P-Delta Effect ASCE 12.8.7

[elinwood]

I have a question regarding the application of ASCE 12.8.7. Equation (12.8-16) in ASCE 7-10 is as follows:


Theta = (Px) * Delta
----------------
Vx * hsx * Cd

Px = Total Vertical Design Load at and above level x
Delta = Story drift occurring simultaneously with Vx
Vx = Seismic Shear at level x
hsx = story height
Cd = deflection amplification factor

Calculation of Theta max is based on Equation (12.8-17):

Theta(max) = 0.5 / (Beta * Cd)

Beta = Ratio of Shear Demand to Shear Capacity for the story
ASCE also noted that theta should not exceed 0.1, which is around Theta(max)

Assuming Beta = 1.0 as permitted and Cd = 5.5, I have my Theta(max) = 0.091

I have the following sample of data from my coworker:

Level 30: P = 140 746 kN, V = 3758 kN, Delta = 6.653mm, h = 3200mm
Level 20: P = 257 772 kN, V = 4579 kN, Delta = 6.659mm, h = 3200mm

Plugging in these data, I get:
Level 30: Theta = 0.0142 < 0.091 [OK]
Level 20: Theta = 0.0213 < 0.091 [OK]

However, my coworker insists on following SEAOC Seismic Design Manual Example 17, where they ignored the Cd in calculating Theta getting the following results:
Level 30: Theta = 0.078 < 0.091 [OK]
Level 20: Theta = 0.117 < 0.091 [NG]

Why did we ignore the Cd value in SEAOC ?

 

[KootK]

I agree with your assessment. Are you looking at the 2012 manual? I have the 2006 manual in which this problem is #16 I think. And in that example, they do include Cd. So perhaps there has been a misprint.

Rationally, [V/[Delta * I / Cd]] is meant to represent the elastic, lateral spring stiffness of the story under consideration (kip/in). If Cd is ignored, that estimate would be off, by a lot. [Delta * I / Cd] needs to represent the elastic drift associated with the applied story shear.

I like to debate structural engineering theory -- a lot. If I challenge you on something, know that I'm doing so because I respect your opinion enough to either change it or adopt it.

 

[DaveAtkins]

P delta effects are based on deflection due to factored load, WITHOUT deflection amplification. It has never made complete sense to me, but that is what the Code says. In my mind, if you must have amplified deflection to relieve/reduce seismic load, wouldn't this mean the P delta increase should be based on vertical load times amplified deflection?

DaveAtkins

 

[KootK]

In my mind, if you must have amplified deflection to relieve/reduce seismic load, wouldn't this mean the P delta increase should be based on vertical load times amplified deflection?

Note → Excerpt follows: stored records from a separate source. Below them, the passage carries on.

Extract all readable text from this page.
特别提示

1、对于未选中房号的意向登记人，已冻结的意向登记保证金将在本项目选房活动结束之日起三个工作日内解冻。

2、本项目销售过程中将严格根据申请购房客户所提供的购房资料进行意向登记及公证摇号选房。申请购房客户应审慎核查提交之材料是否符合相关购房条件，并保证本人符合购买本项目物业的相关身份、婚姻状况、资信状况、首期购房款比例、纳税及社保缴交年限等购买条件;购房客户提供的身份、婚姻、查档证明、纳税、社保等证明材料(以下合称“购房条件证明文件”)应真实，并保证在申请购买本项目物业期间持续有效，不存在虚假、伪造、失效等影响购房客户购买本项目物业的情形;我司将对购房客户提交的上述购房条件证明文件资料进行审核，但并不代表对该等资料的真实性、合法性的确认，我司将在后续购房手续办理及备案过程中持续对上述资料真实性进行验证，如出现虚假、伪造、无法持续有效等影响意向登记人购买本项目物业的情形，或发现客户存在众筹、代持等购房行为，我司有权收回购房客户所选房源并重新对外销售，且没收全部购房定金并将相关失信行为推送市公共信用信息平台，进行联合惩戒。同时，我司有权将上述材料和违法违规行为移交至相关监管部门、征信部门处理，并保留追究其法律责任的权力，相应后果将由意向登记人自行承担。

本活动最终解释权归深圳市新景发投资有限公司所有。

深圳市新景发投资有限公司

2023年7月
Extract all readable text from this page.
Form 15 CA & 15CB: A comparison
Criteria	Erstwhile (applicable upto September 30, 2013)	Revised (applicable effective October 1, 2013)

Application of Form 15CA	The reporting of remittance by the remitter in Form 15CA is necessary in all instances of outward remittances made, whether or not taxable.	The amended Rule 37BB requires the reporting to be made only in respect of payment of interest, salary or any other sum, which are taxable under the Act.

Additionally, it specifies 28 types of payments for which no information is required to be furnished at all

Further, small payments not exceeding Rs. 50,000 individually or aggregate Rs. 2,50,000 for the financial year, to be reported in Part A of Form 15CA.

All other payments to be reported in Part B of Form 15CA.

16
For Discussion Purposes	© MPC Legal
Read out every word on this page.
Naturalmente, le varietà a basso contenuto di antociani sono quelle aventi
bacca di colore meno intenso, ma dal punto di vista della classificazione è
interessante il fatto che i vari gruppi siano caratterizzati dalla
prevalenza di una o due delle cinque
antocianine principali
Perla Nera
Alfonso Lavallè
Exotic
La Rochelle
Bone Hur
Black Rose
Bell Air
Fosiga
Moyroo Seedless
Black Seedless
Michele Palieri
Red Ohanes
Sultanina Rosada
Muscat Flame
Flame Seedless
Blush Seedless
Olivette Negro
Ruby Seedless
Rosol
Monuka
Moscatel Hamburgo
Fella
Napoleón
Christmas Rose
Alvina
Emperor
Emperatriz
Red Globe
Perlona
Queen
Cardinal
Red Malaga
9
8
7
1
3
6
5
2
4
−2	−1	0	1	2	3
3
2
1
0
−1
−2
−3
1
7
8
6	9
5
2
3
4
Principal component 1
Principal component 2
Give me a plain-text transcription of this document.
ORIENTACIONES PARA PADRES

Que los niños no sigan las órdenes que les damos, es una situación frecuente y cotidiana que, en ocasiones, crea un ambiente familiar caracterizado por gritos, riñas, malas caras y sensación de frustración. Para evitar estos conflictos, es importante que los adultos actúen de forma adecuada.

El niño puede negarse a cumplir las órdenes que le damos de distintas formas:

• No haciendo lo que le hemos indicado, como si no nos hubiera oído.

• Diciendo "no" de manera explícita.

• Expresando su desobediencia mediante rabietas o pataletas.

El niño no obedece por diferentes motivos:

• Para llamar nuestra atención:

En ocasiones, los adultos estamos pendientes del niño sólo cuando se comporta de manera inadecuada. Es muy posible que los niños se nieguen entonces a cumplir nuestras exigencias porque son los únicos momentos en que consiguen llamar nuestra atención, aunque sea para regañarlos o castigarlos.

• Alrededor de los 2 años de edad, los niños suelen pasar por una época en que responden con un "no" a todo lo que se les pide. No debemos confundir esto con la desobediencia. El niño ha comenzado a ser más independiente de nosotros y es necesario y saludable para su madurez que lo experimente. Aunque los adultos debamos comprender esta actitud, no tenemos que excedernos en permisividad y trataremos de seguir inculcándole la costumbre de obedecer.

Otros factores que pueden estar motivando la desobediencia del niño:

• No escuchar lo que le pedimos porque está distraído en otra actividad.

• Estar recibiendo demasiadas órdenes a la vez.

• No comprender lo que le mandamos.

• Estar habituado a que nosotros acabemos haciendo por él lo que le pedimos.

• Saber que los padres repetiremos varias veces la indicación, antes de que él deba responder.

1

I think that I know the answer to this one. Keep in mind, however, that this is just based on my understanding of the fundamentals. I did't find it in a published code interpretation or anything like that.

Firstly, evaluating p-delta effects in the post-yielding range doesn't do much for us as there's really no mechanism available for resisting the additional moments. We really have to rely on the dynamic character of the motion to restore balance.

Contemporary seismic design procedures assume that, once the designer selects a system ductility level, the structure will remain elastic for a certain portion of its load history and be plastic-ish for the remainder. If p-delta effects in the elastic range are significant, then the duration of the elastic load history will be shortened and important assumptions will start getting messed up.

I believe that this is why the ASCE provision assess P-delta magnification using elastic drift response. The antidotes to P-delta effects shortening the duration of elastic response are:

1) verify that the p-delta effect is small enough to be of little consequence or:
2) strengthen the structure in response to p-delta amplification to effectively extend the duration of elastic response.



I like to debate structural engineering theory -- a lot. If I challenge you on something, know that I'm doing so because I respect your opinion enough to either change it or adopt it.

 

[RPMG]

Eq 12.8-15: Delta = Cd * deflection / I
Eq 12.8-16: Theta = (Px * Delta) / (Vx * Hsx * Cd)

Therefore: Theta = (Px * deflection) / (Vx * Hsx)

In summary, Use Delta and Cd, but understand that this is actually excluding Cd.

 

[rogerheadford]

Not sure how this compares to the manual assessment, but if you use direct analysis (using STAAD for instance) this automatically includes for p-delta response.

 

[DaveAtkins]

rogerheadford,

True--and many engineers do include P-Delta in the analysis, since the software does it for you. The theta factor in ASCE 7 is just a means of deciding if it MUST be included, or if it can be ignored.

DaveAtkins